Hi friends!!! Welcome back to Cup of Kenz! My cup is overflowing this week with feelings of being overwhelmed, loved, and adjustment.
In this post, I am going to try to encapsulate what my two week social media break taught me and how it effected me. These past two weeks, although kind of unannounced, not-so-official, jumped-on-the-idea quickly and pursued it, were two of the most mindful, clear, and filling weeks.
Looking back now – I set my word as brave for the year of 2018 on December 30, 2017, and the very next day, the Lord showed up, and thankfully, I was listening. He guided me to start the year in bravery yet humility with this social media break.

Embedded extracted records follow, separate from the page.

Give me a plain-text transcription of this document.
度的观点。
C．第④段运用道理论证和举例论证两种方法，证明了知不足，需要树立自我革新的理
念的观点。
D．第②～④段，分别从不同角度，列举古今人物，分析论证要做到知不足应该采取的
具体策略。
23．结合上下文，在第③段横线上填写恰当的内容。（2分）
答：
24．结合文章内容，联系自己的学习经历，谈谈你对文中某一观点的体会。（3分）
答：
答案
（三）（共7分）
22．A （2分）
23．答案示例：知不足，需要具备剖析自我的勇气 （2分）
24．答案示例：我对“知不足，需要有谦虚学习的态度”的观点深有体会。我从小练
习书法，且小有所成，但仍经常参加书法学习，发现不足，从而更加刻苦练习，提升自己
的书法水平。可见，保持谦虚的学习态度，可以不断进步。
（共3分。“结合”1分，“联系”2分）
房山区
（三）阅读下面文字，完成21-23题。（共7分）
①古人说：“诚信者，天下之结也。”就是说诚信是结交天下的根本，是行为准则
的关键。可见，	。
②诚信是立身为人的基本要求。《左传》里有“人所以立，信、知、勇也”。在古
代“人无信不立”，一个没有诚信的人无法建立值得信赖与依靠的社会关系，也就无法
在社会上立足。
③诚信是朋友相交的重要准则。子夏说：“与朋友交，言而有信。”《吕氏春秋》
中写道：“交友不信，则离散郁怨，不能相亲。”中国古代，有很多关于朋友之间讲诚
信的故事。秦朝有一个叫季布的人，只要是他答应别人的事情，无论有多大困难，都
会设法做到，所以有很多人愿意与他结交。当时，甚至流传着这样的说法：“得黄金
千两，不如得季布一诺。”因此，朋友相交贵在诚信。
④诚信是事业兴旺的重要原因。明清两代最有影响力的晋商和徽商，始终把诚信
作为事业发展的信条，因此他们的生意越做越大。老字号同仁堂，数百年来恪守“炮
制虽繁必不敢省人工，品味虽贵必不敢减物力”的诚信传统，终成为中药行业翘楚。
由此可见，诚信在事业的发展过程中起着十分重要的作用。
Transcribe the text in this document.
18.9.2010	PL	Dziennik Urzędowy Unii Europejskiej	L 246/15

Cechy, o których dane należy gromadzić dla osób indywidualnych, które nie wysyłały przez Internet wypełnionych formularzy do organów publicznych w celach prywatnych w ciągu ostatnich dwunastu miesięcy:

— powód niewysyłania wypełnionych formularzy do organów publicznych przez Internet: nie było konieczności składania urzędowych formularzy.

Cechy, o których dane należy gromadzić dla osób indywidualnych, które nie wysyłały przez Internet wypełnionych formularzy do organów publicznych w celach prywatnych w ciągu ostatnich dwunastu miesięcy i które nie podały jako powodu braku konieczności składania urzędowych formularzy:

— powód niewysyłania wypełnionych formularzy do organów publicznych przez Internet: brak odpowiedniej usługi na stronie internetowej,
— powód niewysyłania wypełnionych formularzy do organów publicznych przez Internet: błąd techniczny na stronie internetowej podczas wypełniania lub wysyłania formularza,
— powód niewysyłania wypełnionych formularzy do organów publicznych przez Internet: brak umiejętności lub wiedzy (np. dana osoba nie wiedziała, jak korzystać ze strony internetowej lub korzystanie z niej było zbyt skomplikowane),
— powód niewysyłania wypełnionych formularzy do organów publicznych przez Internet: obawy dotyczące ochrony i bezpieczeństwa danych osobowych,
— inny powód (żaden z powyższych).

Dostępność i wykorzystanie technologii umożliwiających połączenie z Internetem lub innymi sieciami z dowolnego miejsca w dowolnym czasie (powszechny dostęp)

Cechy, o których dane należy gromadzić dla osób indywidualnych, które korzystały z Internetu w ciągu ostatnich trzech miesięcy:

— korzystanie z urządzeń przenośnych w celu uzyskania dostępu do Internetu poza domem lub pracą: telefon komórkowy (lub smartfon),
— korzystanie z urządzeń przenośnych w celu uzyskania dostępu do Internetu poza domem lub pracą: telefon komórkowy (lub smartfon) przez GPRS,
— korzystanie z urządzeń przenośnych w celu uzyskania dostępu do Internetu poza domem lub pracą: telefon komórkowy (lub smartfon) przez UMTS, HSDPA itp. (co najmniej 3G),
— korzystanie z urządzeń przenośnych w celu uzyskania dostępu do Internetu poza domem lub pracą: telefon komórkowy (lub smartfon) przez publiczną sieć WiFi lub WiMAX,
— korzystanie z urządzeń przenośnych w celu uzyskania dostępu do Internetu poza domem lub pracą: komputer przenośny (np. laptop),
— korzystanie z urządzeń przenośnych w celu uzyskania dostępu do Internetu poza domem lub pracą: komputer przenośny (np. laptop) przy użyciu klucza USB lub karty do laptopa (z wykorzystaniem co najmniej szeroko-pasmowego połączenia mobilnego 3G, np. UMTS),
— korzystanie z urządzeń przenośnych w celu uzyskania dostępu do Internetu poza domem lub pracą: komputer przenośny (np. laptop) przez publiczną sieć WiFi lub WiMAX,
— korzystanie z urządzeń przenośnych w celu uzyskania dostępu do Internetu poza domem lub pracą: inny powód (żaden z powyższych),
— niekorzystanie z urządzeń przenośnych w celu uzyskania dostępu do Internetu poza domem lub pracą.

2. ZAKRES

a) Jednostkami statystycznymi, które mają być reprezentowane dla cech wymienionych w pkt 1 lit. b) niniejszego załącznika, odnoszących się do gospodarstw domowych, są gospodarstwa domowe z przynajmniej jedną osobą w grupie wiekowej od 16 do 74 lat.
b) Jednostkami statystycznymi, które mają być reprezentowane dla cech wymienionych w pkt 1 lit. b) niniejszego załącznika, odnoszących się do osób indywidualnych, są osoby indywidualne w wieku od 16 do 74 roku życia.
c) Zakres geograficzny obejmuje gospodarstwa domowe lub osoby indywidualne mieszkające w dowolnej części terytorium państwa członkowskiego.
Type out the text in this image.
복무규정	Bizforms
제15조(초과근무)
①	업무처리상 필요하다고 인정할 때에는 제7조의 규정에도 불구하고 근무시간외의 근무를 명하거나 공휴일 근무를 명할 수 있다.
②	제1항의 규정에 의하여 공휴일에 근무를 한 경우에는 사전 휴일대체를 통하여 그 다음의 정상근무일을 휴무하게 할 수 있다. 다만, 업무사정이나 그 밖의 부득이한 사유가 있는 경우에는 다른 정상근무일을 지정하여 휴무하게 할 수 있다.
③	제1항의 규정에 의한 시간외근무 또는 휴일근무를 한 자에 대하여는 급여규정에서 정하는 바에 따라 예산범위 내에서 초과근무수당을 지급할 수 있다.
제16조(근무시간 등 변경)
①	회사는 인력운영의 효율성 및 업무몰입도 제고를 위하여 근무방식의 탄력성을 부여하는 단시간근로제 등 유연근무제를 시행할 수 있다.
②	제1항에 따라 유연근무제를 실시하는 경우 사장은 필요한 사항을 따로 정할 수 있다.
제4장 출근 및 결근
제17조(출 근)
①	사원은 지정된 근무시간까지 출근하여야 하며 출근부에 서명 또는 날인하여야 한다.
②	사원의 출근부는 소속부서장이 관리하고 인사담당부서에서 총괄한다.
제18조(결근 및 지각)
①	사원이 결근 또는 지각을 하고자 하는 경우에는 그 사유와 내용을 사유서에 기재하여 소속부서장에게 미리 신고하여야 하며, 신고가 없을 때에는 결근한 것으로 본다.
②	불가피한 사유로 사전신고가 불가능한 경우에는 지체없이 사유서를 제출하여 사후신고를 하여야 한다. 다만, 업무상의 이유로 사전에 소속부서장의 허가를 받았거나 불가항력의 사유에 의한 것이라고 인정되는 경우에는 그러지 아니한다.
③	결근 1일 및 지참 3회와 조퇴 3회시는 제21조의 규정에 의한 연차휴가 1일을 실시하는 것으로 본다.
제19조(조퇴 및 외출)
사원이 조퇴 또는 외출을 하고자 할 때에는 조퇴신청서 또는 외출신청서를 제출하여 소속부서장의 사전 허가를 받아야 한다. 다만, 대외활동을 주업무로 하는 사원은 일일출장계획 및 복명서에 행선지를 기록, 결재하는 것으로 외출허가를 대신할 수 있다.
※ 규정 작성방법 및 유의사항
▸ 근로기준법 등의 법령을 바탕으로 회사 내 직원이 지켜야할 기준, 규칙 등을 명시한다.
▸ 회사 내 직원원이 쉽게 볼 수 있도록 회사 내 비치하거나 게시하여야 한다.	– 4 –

On January 1st, I went for an afternoon walk. And in those ten minutes, all I remember is hearing the crunching snow beneath my feet. Sometimes life is like that. You’re walking through life, and it’s like you’re walking through the snow, the crunching and busy-ness of this world is so loud. The busy-ness and the crunching can cloud your brain, just like social media can. This was the main reason why I wanted to take this break. I was sick and tired of all the noise.
I quickly learned you can so easily lose yourself, become distant from God and get caught up in the noise of the online world, you don’t even remember how to live your own. Comparison becomes a trap you keep getting caught in.
We don’t stop and reflect on our day, our week, our year. We keep grinding, keep getting through each day, lay in bed at night scrolling on Instagram before bed, and forget and are distracted from our purpose that we are missing out on and gifted passions we aren’t utilizing. We have become less eager, okay with being stuck and not as accepting to change. We are less aware of our surroundings, ourselves and all of the in-betweens. Sometimes we don’t do the things we want or have been saying we want to do because we keep pushing them off. We don’t notice when we need replenishing, we forget what it feels like to just sit without looking at our phone.
We mentally and physically miss out on moments in life because our brains are so clouded by a whole other world rather than being fully alive in the one we are living in.
Most days, I forgot I had social media already. I felt refreshed, disconnected yet connected to what mattered and alert, rather than absorbed and removed from my current headspace. It’s hard to put into words what I experienced.
It’s been an adjustment this week having it back. The comparison creeps in again, and the enemy has tried to creep into my thoughts and steal them from me. I’m learning balance, the zest and HUGE love for real life and the absolutely incredible gift we have in that and even the perfectionist coming out in me that this blog won’t be perfect, that it’s all over the place with my thoughts. But knowing it will be redeeming to achieve that balance, become better, and being vulnerable with this will spring up change, and new life!!!
The Lord wants us to come to Him with a teachable spirit, not a worn out, fried-brain, discouraged from comparison spirit. He meets us in that, but when we are more fully giving ourselves to His Presence rather than an online presence, we are eager to be changed and clear to listen and live purposefully.
Thank you so much for reading a passionate part of my heart today. Be blessed!